In the study funded by the National Institutes of Health and Translate Bio, the researchers engineered both the nanoparticles used to deliver the COVID-19 antigen and the antigen itself to boost immune response without needing a separate adjuvant.
RNA vaccines consist of a strand of RNA that encodes a viral bacterial protein, also known as an antigen. For COVID-19 vaccines, this RNA codes for a segment of the virus’s spike protein.
First focusing on a protein called C3d, which binds antigens and amplifies antibody responses to them in the immune response, the researchers employed two different strategies to boost immune response. They designed the mRNA to encode the C3d protein to fuse with the antigen to be produced as one protein by cells that receive the vaccine.

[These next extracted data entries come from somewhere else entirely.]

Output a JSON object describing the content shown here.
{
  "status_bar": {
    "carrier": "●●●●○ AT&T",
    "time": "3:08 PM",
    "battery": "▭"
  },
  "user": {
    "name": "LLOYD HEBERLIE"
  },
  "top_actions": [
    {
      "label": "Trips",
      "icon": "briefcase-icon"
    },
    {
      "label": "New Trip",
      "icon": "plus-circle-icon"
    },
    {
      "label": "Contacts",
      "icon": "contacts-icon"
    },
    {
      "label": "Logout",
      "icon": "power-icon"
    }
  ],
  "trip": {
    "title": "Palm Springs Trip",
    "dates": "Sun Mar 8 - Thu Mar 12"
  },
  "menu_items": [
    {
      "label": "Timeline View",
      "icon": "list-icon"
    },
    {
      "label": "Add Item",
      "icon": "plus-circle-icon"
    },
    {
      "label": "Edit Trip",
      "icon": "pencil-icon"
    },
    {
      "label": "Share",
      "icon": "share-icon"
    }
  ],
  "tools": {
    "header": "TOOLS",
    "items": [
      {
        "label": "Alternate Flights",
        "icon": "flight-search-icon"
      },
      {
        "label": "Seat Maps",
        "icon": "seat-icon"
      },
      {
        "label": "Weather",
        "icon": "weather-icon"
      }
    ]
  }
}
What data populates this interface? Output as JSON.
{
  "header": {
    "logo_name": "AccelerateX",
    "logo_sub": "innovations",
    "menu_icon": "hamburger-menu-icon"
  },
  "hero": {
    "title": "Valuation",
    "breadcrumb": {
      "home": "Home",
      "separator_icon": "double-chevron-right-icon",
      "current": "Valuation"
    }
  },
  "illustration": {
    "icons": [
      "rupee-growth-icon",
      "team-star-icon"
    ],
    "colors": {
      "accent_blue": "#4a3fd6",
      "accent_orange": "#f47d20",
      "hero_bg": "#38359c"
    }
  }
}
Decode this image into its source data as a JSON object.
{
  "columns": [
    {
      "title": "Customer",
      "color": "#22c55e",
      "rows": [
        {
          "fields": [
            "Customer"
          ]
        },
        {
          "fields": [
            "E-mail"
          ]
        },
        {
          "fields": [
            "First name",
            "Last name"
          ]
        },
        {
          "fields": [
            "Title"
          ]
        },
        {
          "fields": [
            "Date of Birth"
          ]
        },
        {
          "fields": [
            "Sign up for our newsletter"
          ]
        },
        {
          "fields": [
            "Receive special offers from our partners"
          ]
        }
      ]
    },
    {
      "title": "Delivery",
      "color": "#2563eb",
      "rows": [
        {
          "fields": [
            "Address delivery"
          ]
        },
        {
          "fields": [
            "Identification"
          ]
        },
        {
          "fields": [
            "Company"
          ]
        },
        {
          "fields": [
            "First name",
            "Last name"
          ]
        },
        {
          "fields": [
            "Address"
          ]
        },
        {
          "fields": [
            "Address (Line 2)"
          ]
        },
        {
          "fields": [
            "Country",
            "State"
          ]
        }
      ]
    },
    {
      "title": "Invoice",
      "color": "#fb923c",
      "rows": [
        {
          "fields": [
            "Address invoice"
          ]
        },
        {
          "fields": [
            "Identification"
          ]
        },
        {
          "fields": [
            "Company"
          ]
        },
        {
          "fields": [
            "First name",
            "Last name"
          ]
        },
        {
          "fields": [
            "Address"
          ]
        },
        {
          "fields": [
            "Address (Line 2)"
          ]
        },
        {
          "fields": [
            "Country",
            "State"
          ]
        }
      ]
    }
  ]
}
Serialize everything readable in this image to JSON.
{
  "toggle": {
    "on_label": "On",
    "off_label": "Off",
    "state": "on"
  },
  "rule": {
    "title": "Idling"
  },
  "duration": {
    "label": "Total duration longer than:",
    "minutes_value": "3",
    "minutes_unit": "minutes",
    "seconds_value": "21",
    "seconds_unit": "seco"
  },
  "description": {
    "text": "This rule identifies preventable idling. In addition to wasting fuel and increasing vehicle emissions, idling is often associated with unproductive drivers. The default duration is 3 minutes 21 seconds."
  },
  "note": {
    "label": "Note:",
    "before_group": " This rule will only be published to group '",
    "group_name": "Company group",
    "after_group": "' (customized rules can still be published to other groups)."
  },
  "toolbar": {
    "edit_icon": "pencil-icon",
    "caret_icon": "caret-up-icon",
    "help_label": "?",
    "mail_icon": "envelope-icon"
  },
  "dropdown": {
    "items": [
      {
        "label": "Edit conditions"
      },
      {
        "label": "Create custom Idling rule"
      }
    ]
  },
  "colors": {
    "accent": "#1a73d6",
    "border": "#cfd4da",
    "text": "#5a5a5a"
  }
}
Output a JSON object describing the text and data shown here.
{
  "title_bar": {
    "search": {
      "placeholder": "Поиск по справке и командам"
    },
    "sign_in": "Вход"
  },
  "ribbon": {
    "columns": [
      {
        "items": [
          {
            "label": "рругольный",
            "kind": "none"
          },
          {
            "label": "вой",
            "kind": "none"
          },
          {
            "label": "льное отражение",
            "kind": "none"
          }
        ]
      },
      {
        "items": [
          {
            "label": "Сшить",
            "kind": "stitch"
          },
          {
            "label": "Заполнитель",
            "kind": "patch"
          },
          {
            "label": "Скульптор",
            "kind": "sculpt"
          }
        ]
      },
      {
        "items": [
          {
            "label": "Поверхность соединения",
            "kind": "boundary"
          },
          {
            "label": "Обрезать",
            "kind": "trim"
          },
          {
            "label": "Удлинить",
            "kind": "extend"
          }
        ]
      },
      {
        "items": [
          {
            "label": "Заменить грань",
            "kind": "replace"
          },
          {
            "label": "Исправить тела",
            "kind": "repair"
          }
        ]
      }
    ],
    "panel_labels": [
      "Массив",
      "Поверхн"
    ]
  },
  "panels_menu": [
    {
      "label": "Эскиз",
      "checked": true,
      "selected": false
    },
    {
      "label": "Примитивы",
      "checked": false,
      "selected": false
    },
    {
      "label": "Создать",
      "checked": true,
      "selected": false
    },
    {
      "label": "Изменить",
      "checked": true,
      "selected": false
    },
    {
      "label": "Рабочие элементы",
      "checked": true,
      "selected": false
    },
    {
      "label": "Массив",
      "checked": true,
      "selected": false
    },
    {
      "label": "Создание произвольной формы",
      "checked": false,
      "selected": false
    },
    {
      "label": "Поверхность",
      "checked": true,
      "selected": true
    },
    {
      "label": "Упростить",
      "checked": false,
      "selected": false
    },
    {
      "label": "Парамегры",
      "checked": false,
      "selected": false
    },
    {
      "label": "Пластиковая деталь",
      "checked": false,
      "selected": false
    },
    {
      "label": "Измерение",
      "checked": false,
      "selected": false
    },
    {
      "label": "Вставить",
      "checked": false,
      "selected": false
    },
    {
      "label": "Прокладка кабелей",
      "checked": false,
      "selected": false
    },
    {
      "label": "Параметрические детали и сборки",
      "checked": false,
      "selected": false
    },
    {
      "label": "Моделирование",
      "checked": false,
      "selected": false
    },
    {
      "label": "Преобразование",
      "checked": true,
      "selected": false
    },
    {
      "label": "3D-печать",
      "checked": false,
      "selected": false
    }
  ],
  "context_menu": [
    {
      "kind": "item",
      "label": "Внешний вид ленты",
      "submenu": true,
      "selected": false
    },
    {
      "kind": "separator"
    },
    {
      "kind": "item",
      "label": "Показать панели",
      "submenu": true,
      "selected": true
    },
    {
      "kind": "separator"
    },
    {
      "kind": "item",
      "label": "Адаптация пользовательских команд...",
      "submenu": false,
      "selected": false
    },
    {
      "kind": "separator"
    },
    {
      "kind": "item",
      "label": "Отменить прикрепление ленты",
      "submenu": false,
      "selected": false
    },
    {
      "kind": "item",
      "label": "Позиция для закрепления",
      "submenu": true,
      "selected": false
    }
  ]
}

In the second phase of their strategy, the researchers created a library of 480 nanoparticles and modified them to be used to deliver the RNA vaccine to stimulate a stronger immune response.
After testing on mice, the new vaccine produced ten times more antibodies compared to mice given the unadjuvanted COVID-19 RNA vaccines and provoked a stronger response among T cells, which play an important role in combating the SarS-CoV-2 virus.
When administered intranasally, researchers discovered a similarly strong immune response in the mice when compared to the traditional intramuscular vaccination.
Intranasal vaccination could potentially eradicate COVID-19 at the mucus membrane before it enters the body and "may also be easier to administer to many people since they don’t require an injection," explained senior author of the study, Daniel Anderson.
"For the first time, we’ve demonstrated a synergistic boost in immune responses by engineering both the RNA and its delivery vehicles," said Bowen Li, lead author of the new study.
This new type of RNA vaccine offers the potential to reduce the burden of costs and dosages needed and could lead to longer-lasting immunity.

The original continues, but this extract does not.